Here's my wedding day portrait flow for a BIG family:
b&g w/groom's parents b&g w/groom's parents & siblings b&g w/groom's parents & immediate family (adding spouses & offspring) b&g w/BOTH sets of parents & immediate family b&g w/BOTH sets of parents, immediate family, & extended family (ALL THE PEOPLE!) b&g w/bride's parents & immediate family b&g w/bride's parents & siblings b&g w/bride's parents
Total time: 40 minutes. Pretty darn good for a huge family, eh?
And here's what it looks like if you've got a SMALL family:
b&g w/groom's parents b&g w/groom's parents & immediate family b&g w/both sets of parents & immediate family b&g w/bride's parents & immediate family b&g w/bride's parents
Total time: 30 minutes. Perfect and painless.
What this flow does is that it allows me to dismiss groups of people to the cocktail hour or reception as we go. It's much more pleasant than having people hang around aimlessly in the hot sun, or shivering when it's a tad too chilly.
And the best thing of all? This flow is flexible.
Have you got extended family with tiny children who can't stand waiting around? Great, well rearrange it to shoot them first.
Got a grandparent in a wheelchair? No problem, we'll plan photos around their mobility and make them first priority.

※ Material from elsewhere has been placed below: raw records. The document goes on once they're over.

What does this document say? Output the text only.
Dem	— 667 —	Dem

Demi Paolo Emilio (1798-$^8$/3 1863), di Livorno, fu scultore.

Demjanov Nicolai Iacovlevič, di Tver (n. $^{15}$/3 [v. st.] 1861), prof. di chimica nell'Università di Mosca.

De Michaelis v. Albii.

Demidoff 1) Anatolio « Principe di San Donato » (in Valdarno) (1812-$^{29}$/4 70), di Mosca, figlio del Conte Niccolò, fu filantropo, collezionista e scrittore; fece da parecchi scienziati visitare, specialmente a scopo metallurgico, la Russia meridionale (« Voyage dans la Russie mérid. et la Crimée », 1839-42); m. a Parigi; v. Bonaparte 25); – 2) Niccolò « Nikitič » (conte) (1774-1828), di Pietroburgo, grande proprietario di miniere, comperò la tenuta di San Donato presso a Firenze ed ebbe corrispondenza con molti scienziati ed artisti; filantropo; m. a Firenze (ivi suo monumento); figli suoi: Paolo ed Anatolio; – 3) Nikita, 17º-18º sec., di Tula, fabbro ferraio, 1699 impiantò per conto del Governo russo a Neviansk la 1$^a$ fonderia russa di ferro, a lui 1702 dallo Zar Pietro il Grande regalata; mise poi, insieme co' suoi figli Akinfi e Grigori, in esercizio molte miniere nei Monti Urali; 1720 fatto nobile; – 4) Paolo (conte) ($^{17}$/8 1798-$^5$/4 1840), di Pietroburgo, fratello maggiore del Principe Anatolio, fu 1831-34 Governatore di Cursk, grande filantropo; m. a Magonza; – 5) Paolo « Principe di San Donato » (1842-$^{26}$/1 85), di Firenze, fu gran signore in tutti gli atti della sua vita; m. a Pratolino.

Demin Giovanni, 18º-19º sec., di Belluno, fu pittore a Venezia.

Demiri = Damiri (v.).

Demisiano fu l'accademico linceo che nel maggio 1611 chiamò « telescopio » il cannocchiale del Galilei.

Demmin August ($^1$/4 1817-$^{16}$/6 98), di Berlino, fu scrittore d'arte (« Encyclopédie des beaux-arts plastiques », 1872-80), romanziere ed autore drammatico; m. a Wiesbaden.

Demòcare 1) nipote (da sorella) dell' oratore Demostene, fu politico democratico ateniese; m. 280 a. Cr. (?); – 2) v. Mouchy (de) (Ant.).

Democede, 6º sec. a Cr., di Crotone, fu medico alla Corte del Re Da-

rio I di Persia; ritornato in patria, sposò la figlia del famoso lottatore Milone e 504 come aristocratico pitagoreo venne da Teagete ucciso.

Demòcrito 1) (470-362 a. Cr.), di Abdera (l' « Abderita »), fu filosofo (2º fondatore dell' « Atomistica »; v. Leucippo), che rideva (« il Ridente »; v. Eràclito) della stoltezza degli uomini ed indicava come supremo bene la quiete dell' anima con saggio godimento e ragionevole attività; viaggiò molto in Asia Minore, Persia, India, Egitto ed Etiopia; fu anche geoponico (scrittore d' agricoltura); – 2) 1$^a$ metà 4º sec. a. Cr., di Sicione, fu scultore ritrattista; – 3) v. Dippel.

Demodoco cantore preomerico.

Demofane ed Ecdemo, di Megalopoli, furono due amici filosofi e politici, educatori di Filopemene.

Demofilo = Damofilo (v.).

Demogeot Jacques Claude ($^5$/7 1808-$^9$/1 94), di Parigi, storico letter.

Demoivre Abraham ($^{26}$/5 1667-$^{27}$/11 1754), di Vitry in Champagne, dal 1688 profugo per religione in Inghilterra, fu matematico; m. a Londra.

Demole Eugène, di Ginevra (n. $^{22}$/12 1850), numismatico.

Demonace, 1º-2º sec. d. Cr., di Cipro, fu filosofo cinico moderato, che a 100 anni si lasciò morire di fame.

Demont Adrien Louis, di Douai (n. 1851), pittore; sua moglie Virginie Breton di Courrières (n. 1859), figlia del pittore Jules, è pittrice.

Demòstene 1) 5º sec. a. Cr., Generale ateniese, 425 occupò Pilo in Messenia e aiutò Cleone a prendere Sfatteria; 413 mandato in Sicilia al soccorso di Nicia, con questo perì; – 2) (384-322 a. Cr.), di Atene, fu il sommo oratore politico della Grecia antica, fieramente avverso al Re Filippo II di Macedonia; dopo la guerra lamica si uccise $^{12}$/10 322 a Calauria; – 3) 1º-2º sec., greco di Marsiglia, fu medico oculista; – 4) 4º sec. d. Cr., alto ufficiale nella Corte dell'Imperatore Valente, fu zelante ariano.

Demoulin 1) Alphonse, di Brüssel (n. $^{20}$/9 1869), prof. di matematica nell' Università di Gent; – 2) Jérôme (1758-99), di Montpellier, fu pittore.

Does someone in the formal photographs have other wedding duties? Holler! I can make it so they can get to where they need to be on time, too.

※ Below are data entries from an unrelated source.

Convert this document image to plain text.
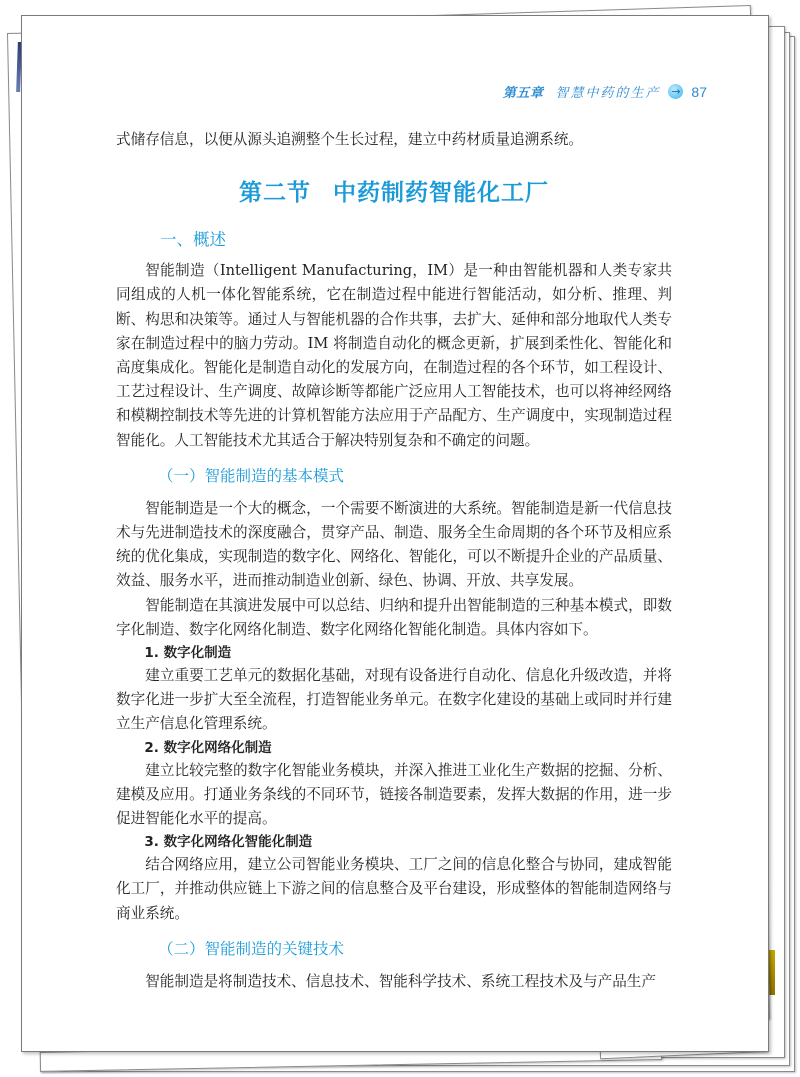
第五章 智慧中药的生产 → 87

式储存信息，以便从源头追溯整个生长过程，建立中药材质量追溯系统。

第二节 中药制药智能化工厂
一、概述

智能制造（Intelligent Manufacturing，IM）是一种由智能机器和人类专家共同组成的人机一体化智能系统，它在制造过程中能进行智能活动，如分析、推理、判断、构思和决策等。通过人与智能机器的合作共事，去扩大、延伸和部分地取代人类专家在制造过程中的脑力劳动。IM 将制造自动化的概念更新，扩展到柔性化、智能化和高度集成化。智能化是制造自动化的发展方向，在制造过程的各个环节，如工程设计、工艺过程设计、生产调度、故障诊断等都能广泛应用人工智能技术，也可以将神经网络和模糊控制技术等先进的计算机智能方法应用于产品配方、生产调度中，实现制造过程智能化。人工智能技术尤其适合于解决特别复杂和不确定的问题。

（一）智能制造的基本模式

智能制造是一个大的概念，一个需要不断演进的大系统。智能制造是新一代信息技术与先进制造技术的深度融合，贯穿产品、制造、服务全生命周期的各个环节及相应系统的优化集成，实现制造的数字化、网络化、智能化，可以不断提升企业的产品质量、效益、服务水平，进而推动制造业创新、绿色、协调、开放、共享发展。

智能制造在其演进发展中可以总结、归纳和提升出智能制造的三种基本模式，即数字化制造、数字化网络化制造、数字化网络化智能化制造。具体内容如下。

1. 数字化制造

建立重要工艺单元的数据化基础，对现有设备进行自动化、信息化升级改造，并将数字化进一步扩大至全流程，打造智能业务单元。在数字化建设的基础上或同时并行建立生产信息化管理系统。

2. 数字化网络化制造

建立比较完整的数字化智能业务模块，并深入推进工业化生产数据的挖掘、分析、建模及应用。打通业务条线的不同环节，链接各制造要素，发挥大数据的作用，进一步促进智能化水平的提高。

3. 数字化网络化智能化制造

结合网络应用，建立公司智能业务模块、工厂之间的信息化整合与协同，建成智能化工厂，并推动供应链上下游之间的信息整合及平台建设，形成整体的智能制造网络与商业系统。

（二）智能制造的关键技术

智能制造是将制造技术、信息技术、智能科学技术、系统工程技术及与产品生产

Lastly, here are some things I'd like to add that really help things go more smoothly:
- Find a cat herder. Finding stray family members can bog things down, and the last thing we want to do is send someone in the formal photos to do the job. A friend or extended family member is the best choice here.
- Communicate in advance. Decide on a location for family photos with your photographer (and if you're outdoors, a backup location too). Tell everyone who you want to appear in your formal photographs the time and place they're supposed to show up, and that they're supposed to show up dressed and ready.
- Air your dirty laundry. Your photographer needs to know about any guests or family members who can't (for whatever reason) be photographed together. It might seem uncomfortable to talk about, but it keeps things from getting especially awkward when everyone's supposed to be partying.
By far, the biggest thing you can do to help things go smoothly is to R E L A X.
It's your day. It's beautiful. Let's celebrate!